To make this concrete let me give you some examples. I have had many physicians tell me in the last few weeks that they would quit immediately if they did not have to keep a roof over their heads, or feed their children, or support their parents. I also have clients who have quit or taken leave, because they now have to take care of their children full time, and they feel an incredible sense of guilt or inadequacy in having done so.

Like so many of us, these physicians face impossible dilemmas, and it is easy to spend all of our cognitive energy wrestling with the fear and anxiety behind wondering if we are making the right choices.

But we can approach these dilemmas differently. First, we have to remember that in a true dilemma there are no great choices (otherwise there would be no dilemma!). Fixating on right and wrong is a fool’s errand.

Second, we need to acknowledge that we have to choose. It is impossible not to. Every day you wake up and go to work, you are making a choice. When you tell your employer you can no longer work, you are making a choice.

Instead of agonizing over whether that choice is “right,” we can simply acknowledge that we have made that choice today. When we do this, we can then pivot to asking ourselves what we want to stand for in the next 24 hours given that choice. What values are we living by making this choice? How does it help us to support who and what is important to us? Since I am making this choice, how do I want to care and contribute?

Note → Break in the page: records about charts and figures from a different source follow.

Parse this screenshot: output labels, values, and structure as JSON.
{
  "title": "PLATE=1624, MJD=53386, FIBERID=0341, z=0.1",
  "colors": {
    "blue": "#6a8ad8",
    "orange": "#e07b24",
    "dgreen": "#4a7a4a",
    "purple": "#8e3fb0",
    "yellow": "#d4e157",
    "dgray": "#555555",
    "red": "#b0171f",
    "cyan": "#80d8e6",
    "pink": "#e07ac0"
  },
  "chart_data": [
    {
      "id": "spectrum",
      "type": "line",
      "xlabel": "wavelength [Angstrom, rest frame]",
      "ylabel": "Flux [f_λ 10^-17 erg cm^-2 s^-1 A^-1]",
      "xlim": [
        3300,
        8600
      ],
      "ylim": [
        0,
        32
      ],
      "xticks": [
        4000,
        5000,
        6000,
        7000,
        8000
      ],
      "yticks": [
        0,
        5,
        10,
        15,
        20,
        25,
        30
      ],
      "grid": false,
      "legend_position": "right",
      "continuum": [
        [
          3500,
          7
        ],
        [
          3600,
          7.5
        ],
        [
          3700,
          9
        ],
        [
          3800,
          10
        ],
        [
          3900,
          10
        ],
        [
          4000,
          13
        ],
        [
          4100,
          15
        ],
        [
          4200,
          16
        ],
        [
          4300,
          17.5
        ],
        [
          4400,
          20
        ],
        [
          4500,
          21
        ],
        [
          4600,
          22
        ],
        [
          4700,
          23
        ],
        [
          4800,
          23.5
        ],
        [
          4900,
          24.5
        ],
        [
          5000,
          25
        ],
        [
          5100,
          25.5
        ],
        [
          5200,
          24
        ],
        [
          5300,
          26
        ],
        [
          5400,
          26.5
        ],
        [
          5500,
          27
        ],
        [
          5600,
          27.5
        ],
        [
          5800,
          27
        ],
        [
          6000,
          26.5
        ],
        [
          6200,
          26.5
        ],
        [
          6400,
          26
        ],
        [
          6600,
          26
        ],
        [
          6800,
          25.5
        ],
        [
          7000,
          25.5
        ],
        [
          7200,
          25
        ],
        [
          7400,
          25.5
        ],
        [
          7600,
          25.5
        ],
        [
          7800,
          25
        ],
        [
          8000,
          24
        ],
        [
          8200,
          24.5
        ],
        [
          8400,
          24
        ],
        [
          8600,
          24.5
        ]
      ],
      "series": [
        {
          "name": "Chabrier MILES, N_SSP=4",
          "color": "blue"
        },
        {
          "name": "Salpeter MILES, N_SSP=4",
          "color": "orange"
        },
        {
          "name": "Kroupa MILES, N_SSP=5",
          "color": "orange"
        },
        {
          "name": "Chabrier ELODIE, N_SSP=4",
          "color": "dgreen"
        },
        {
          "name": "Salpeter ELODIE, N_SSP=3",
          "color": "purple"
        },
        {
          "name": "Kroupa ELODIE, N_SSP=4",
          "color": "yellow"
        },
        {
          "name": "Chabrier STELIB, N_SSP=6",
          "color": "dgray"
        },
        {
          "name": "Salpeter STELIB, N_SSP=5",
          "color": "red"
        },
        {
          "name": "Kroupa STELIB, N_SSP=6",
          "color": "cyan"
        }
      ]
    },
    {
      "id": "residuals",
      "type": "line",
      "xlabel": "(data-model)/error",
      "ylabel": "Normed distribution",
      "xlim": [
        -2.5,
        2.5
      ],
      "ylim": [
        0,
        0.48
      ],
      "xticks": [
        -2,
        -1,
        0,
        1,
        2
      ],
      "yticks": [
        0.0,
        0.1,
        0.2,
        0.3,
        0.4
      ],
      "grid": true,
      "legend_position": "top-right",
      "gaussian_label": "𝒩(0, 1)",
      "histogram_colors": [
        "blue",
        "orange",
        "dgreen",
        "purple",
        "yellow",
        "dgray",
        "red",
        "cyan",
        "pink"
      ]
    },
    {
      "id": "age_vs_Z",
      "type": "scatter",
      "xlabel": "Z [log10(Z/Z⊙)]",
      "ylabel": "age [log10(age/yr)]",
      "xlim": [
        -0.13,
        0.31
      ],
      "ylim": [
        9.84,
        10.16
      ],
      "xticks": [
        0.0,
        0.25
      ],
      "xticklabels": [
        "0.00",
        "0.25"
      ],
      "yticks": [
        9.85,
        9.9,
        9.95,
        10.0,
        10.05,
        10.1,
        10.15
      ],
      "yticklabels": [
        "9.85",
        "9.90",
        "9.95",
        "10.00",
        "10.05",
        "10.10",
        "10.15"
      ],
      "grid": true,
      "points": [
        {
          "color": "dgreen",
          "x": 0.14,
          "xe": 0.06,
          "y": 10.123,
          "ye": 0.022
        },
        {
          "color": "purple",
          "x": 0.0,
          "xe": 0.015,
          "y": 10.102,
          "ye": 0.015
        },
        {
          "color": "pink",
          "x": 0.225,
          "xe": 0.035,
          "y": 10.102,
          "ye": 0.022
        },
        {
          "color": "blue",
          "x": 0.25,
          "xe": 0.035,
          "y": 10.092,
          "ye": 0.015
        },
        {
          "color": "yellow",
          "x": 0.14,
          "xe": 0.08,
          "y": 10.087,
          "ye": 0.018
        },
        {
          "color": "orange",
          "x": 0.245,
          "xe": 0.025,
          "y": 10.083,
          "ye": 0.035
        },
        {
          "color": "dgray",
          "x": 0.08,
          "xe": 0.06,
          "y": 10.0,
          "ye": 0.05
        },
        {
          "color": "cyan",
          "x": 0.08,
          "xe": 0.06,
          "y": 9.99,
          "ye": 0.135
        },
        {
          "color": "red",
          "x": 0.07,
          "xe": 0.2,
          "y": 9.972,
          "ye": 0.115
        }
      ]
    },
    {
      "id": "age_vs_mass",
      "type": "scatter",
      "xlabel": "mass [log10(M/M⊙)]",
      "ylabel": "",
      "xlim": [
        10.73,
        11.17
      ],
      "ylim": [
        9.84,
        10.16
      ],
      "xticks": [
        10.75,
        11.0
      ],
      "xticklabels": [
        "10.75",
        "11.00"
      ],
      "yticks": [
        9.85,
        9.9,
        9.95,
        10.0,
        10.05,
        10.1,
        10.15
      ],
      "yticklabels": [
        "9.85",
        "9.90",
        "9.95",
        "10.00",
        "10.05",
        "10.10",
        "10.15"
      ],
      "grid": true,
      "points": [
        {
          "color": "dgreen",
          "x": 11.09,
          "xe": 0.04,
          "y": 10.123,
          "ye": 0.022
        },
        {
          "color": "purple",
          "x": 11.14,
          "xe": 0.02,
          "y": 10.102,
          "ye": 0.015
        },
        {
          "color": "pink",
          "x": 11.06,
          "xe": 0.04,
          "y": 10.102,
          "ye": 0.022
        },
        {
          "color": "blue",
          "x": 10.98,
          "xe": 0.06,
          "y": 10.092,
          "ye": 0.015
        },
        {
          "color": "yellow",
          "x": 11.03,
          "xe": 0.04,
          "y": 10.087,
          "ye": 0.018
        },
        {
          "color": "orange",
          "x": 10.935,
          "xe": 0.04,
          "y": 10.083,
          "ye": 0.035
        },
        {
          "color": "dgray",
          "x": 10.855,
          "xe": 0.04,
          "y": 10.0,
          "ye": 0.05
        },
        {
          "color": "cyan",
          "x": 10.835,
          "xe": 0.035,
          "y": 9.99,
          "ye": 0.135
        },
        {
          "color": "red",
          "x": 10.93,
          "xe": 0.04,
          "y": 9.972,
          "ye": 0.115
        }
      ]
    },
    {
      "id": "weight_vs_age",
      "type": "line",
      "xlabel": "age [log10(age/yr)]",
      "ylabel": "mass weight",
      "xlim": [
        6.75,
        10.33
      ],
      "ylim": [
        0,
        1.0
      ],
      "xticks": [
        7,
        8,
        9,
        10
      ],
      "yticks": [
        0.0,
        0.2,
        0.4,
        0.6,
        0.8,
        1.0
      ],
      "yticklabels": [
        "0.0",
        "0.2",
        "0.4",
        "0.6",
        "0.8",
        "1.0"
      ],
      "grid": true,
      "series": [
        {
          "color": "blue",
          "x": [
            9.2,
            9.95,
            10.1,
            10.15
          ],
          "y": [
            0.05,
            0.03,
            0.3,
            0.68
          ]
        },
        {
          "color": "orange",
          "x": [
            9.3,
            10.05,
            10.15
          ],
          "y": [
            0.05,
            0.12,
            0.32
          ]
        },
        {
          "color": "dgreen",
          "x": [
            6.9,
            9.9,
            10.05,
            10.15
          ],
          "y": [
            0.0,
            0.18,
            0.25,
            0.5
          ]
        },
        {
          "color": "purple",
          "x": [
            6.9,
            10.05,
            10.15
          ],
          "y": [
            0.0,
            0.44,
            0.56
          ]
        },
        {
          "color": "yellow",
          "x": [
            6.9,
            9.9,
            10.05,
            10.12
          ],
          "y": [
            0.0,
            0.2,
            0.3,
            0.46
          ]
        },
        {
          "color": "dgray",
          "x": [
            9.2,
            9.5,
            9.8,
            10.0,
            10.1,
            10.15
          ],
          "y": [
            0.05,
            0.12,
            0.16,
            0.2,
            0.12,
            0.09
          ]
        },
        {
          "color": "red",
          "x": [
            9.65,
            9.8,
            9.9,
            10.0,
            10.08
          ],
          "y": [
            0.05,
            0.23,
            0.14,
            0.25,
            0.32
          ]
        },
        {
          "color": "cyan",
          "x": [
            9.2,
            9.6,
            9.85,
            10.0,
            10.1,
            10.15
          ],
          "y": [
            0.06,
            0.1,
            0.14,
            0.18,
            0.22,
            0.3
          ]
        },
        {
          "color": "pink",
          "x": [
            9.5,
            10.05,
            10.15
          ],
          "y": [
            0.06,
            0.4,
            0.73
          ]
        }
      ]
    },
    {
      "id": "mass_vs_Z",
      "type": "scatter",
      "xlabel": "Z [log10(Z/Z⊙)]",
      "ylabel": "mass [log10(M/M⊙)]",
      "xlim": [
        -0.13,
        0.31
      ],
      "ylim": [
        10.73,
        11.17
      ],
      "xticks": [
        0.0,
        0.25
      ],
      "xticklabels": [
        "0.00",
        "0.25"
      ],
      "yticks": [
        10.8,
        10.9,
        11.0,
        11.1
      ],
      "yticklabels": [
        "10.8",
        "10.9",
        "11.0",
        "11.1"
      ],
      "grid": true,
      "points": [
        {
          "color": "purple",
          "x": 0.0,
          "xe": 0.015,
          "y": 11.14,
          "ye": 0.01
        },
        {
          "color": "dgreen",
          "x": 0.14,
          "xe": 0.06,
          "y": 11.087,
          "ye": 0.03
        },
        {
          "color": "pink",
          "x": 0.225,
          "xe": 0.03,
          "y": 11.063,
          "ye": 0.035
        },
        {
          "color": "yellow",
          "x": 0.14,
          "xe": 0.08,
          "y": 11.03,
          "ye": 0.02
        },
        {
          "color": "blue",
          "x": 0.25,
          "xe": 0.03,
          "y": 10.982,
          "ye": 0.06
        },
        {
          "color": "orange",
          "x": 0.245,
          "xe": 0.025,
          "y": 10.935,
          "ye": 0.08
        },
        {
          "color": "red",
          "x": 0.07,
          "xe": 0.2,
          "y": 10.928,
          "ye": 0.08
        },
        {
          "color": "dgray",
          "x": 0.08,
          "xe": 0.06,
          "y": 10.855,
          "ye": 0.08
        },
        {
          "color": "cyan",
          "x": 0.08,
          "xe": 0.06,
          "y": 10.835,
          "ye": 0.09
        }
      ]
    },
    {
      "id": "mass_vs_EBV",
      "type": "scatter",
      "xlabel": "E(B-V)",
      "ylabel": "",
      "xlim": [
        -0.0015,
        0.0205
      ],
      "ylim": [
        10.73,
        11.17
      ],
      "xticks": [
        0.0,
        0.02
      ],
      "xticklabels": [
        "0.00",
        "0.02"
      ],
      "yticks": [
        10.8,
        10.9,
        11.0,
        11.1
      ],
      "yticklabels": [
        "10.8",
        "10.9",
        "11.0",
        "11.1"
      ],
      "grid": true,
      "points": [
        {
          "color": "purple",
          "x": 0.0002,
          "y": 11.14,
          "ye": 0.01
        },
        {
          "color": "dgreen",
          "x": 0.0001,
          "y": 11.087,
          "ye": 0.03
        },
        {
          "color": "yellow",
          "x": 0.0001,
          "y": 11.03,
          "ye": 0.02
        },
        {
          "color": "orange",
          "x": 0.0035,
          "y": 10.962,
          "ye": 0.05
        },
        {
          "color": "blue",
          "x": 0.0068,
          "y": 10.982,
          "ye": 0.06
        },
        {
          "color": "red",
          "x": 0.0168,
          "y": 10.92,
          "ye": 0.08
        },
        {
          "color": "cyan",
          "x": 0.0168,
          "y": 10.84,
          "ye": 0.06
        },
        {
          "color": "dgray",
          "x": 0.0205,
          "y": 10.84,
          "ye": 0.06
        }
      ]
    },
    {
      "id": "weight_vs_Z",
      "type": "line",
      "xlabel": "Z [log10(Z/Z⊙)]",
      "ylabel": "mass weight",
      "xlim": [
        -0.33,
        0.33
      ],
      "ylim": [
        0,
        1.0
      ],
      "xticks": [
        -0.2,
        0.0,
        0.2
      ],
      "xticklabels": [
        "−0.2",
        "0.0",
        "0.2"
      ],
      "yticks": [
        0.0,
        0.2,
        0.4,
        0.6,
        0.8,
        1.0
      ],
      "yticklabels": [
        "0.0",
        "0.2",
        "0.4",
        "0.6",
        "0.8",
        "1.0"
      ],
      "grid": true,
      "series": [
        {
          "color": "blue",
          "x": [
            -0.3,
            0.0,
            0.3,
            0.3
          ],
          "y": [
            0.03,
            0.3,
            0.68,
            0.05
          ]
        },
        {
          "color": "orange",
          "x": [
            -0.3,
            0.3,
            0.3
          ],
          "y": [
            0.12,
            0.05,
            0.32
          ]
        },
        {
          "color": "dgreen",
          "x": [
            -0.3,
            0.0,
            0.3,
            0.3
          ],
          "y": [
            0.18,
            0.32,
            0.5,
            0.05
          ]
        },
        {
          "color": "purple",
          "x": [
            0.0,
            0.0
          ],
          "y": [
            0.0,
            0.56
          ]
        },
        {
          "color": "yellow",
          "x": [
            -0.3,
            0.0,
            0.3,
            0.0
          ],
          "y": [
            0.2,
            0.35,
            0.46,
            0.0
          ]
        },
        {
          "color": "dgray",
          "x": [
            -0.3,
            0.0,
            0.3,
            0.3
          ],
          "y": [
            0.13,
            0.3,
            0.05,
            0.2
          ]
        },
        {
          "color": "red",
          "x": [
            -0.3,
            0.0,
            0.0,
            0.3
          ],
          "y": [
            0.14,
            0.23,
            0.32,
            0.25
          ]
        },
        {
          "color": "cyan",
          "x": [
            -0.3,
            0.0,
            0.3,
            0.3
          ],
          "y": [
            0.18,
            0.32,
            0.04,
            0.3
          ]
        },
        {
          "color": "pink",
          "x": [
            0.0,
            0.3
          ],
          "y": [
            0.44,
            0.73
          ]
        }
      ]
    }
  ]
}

It really comes down to a choice between focusing on controlling our discomfort versus committing to our values despite the impossibility of the situation before us. Neither choice makes our problems go away. The dilemmas are still there. The crisis has not abated. But when we embrace our choices and focus on the values behind them, we do create more resilience and vitality.

These three strategies – giving ourselves permission to be good enough and do less, dropping anchor, and living our choices – are the three most effective strategies I have found for overwhelmed physicians. Respectively, they are about reducing demands, increasing control in the present moment, and increasing support through self-compassion and pivoting to values. In using these strategies, we give ourselves a little bit more resilience and make the quality of our days a little better, something we can all use in these unprecedented times.